政治の話を書きます。直接美術とは関係ないので、興味のない人は読み飛ばしてください。でも、日本の景気は全ての人に関係あるし、もちろん美術にも関係あるので、興味をもたずにはいられないのです。

最近、麻生さんは「ブレている」とマスコミに言わせないように、という指示を出しているそうだ。本当だとしたら、やはりだめな人だ。

「ブレている」ように「見える」「見えない」は本質的なことではない。雨が降れば傘を差し、晴れならばコートを脱ぐ。今日は傘を差す、と指示したから、雨がやんでもさしたまま、という事で意地をはっても意味がない。朝令暮改に見えてもよいのだ。文春が新潮が朝日が日経がテレビがなんと言おうが良いではないか。本当の自信、あるいは理念がぶれていなければ、わかる人にはわかるのだ。そういう理念はないのだとしたら、意地を張る必要はない。そんな意地に振り回される一億二千万人の身にもなってくれ。

最初に、宰相としての準備がない人が総理になる、というこの国の仕組みにも不幸がある。十分な準備期間と議論の試練が用意されている、アメリカ大統領制度がうらやましいが、まあこれもブッシュが世界を無自覚に食い荒らす8年をもたらしたのだから、どちらがよいと決めつけることは出来ないのだろうけど。

ところで、録画してあったサンデープロジェクトを見た。渡辺喜美と私の好きな江田けんじ対談、竹中・金子対談、伊藤忠の丹羽さんのインタビューと続いた。

渡辺議員はちょっと格好つけすぎ、という感じもなくはないし、週刊誌に出ているように、いろいろ矛盾もあるだろうが、今の時期に自民党を割る、という行動力は買うべきじゃないか。というか、自民党の議員は単に生き残り、という身も蓋もない論理に基づいても、じっとしているヤツは死ぬだけだろう。

でもそんな週刊誌的・新聞的な政局はどうでもよい。要は国家のグランドデザインを描ける政治体制が組めるかどうかだけだ。

その意味で、竹中・金子対談は面白かった。新潮には厚顔無恥な竹中、とボロクソに書いていたし、竹中は金子氏がしゃべるのを遮るアンフェアなしゃべり方(政治家になってああいう強引さが身についたのか)も気になったが、ああして議論をすることで、問題点がなんなのか考えることが出来る。金子氏にも竹中氏にも感謝である。

丹羽さんがそのあと登場、本当は全否定とか全肯定でない、議論が必要だ、といったのはその通りで、会社の経営の現場では、相手の論破が不要。

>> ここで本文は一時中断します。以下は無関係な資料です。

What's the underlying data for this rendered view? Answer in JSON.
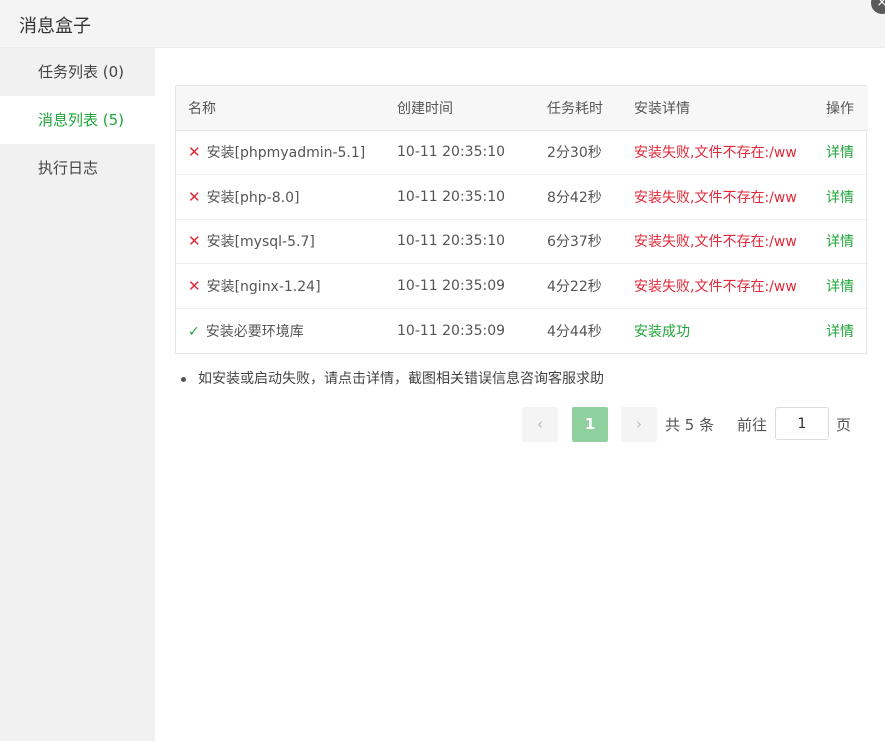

問題点の解決が問題なのだ。マスコミやテレビでは、誰が悪いとかいいとか、バカとかかしこいとか「評価」が問題になってしまうが、本当は「いかに理想を描いて」「いかになすべきか」を論じることなのだ。


で、金子勝さんは、オバマを評価しているようで、「グリーンニューディール」を日本でもやるべきだ、国家観をハッキリしろ、と言っていたが、同感。竹中さんの自己弁護?も、識者によると、論理のすり替えなどあるのかしれないが、好感。ともかくこの位の熱さで、議論をもっとやってほしい。竹中さんの言った官製不況、というのは真実と思う。この問題ももっと掘り下げるべき。

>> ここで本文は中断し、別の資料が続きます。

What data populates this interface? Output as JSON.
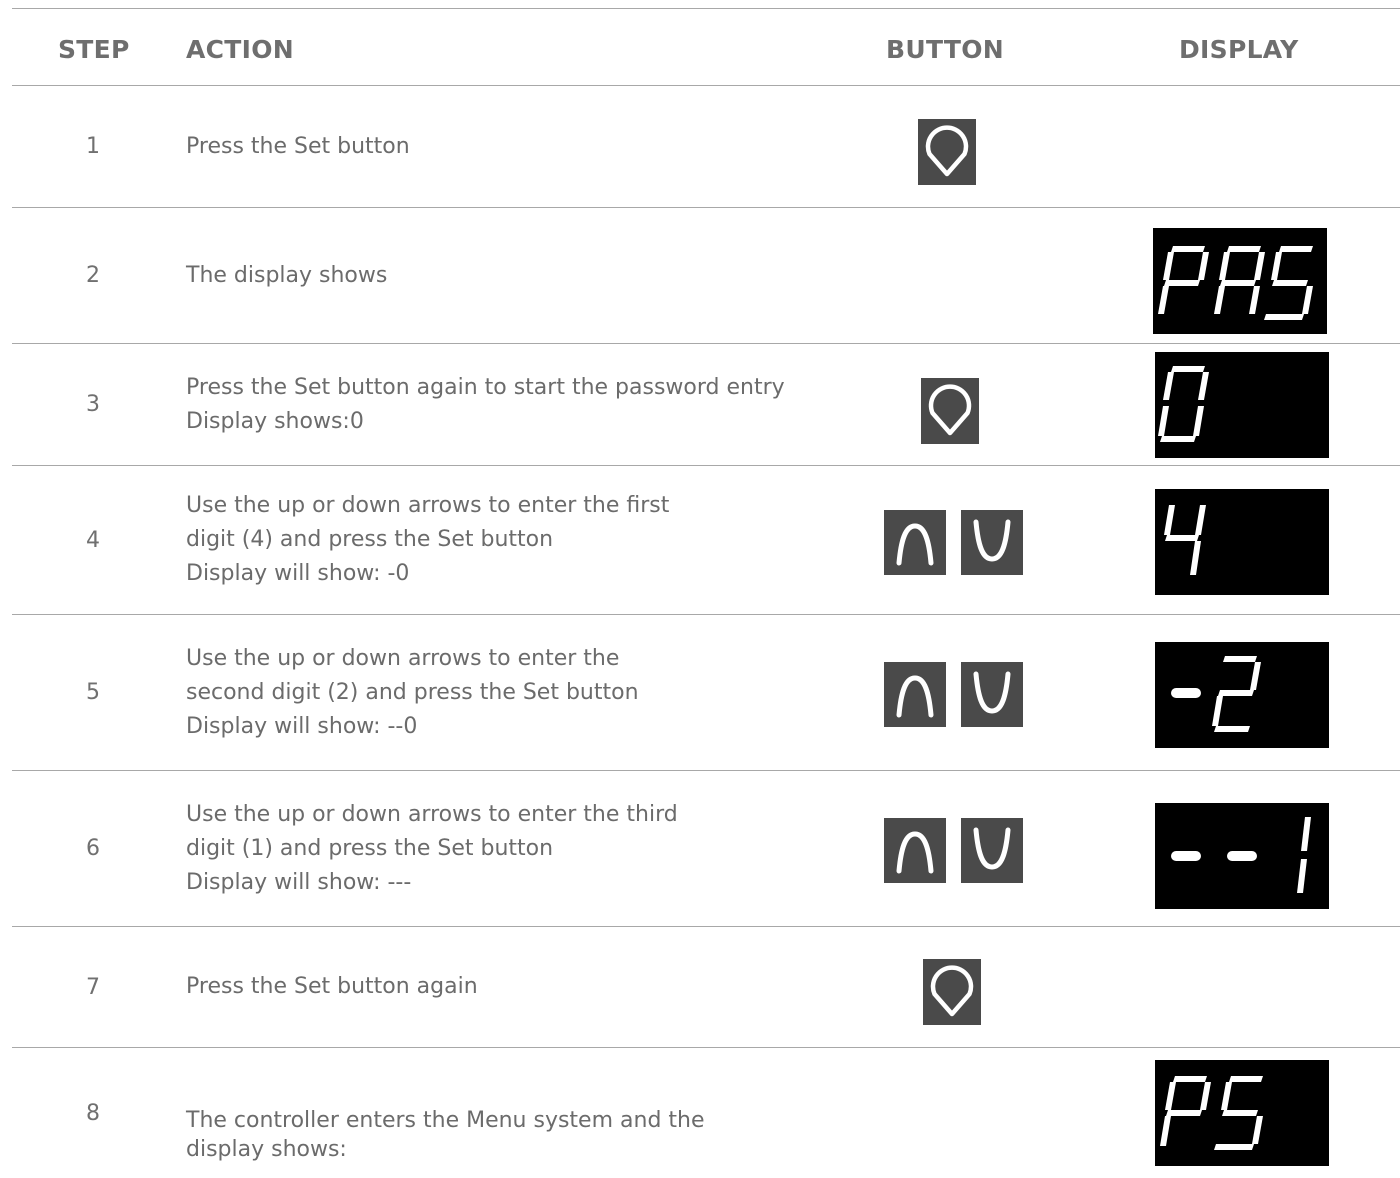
{
  "table": {
    "headers": {
      "step": "STEP",
      "action": "ACTION",
      "button": "BUTTON",
      "display": "DISPLAY"
    },
    "rows": [
      {
        "step": "1",
        "action": [
          "Press the Set button"
        ],
        "buttons": [
          "set-icon"
        ],
        "display": ""
      },
      {
        "step": "2",
        "action": [
          "The display shows"
        ],
        "buttons": [],
        "display": "PAS"
      },
      {
        "step": "3",
        "action": [
          "Press the Set button again to start the password entry",
          "Display shows:0"
        ],
        "buttons": [
          "set-icon"
        ],
        "display": "0"
      },
      {
        "step": "4",
        "action": [
          "Use the up or down arrows to enter the first",
          "digit (4) and press the Set button",
          "Display will show: -0"
        ],
        "buttons": [
          "up-arrow-icon",
          "down-arrow-icon"
        ],
        "display": "4"
      },
      {
        "step": "5",
        "action": [
          "Use the up or down arrows to enter the",
          "second digit (2) and press the Set button",
          "Display will show: --0"
        ],
        "buttons": [
          "up-arrow-icon",
          "down-arrow-icon"
        ],
        "display": "-2"
      },
      {
        "step": "6",
        "action": [
          "Use the up or down arrows to enter the third",
          "digit (1) and press the Set button",
          "Display will show: ---"
        ],
        "buttons": [
          "up-arrow-icon",
          "down-arrow-icon"
        ],
        "display": "--1"
      },
      {
        "step": "7",
        "action": [
          "Press the Set button again"
        ],
        "buttons": [
          "set-icon"
        ],
        "display": ""
      },
      {
        "step": "8",
        "action": [
          "The controller enters the Menu system and the",
          "display shows:"
        ],
        "buttons": [],
        "display": "PS"
      }
    ]
  },
  "colors": {
    "button_bg": "#4a4a4a",
    "display_bg": "#000000",
    "segment": "#ffffff",
    "rule": "#a8a8a8",
    "text": "#6b6b6b"
  }
}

丹羽さんのことでは、90%の経営者が悲観的だが、楽観的な見方を紹介してくれた。そのひとつは人口が増え続ける中国をマーケットと見なせば、なんら悲観的になる必要は、ない、ということ。

悲観的な見方に百歩譲っても、永遠に続く不景気はない、ということは常に念頭に置くべきだ。

(そいうえば、今日読んだ日経マネーで、有名なお医者さんが、一時的な遺産相続の限定非課税措置、すなわちお金以外の資産には税金をかけない、という立法を提案していた。不動産、美術品をバンバン富裕層に買ってもらって、お金が動くようにするという。賛成!)

ということで、今回のサンプロは眠たくならずに見られた、久しぶりのサンプロであった。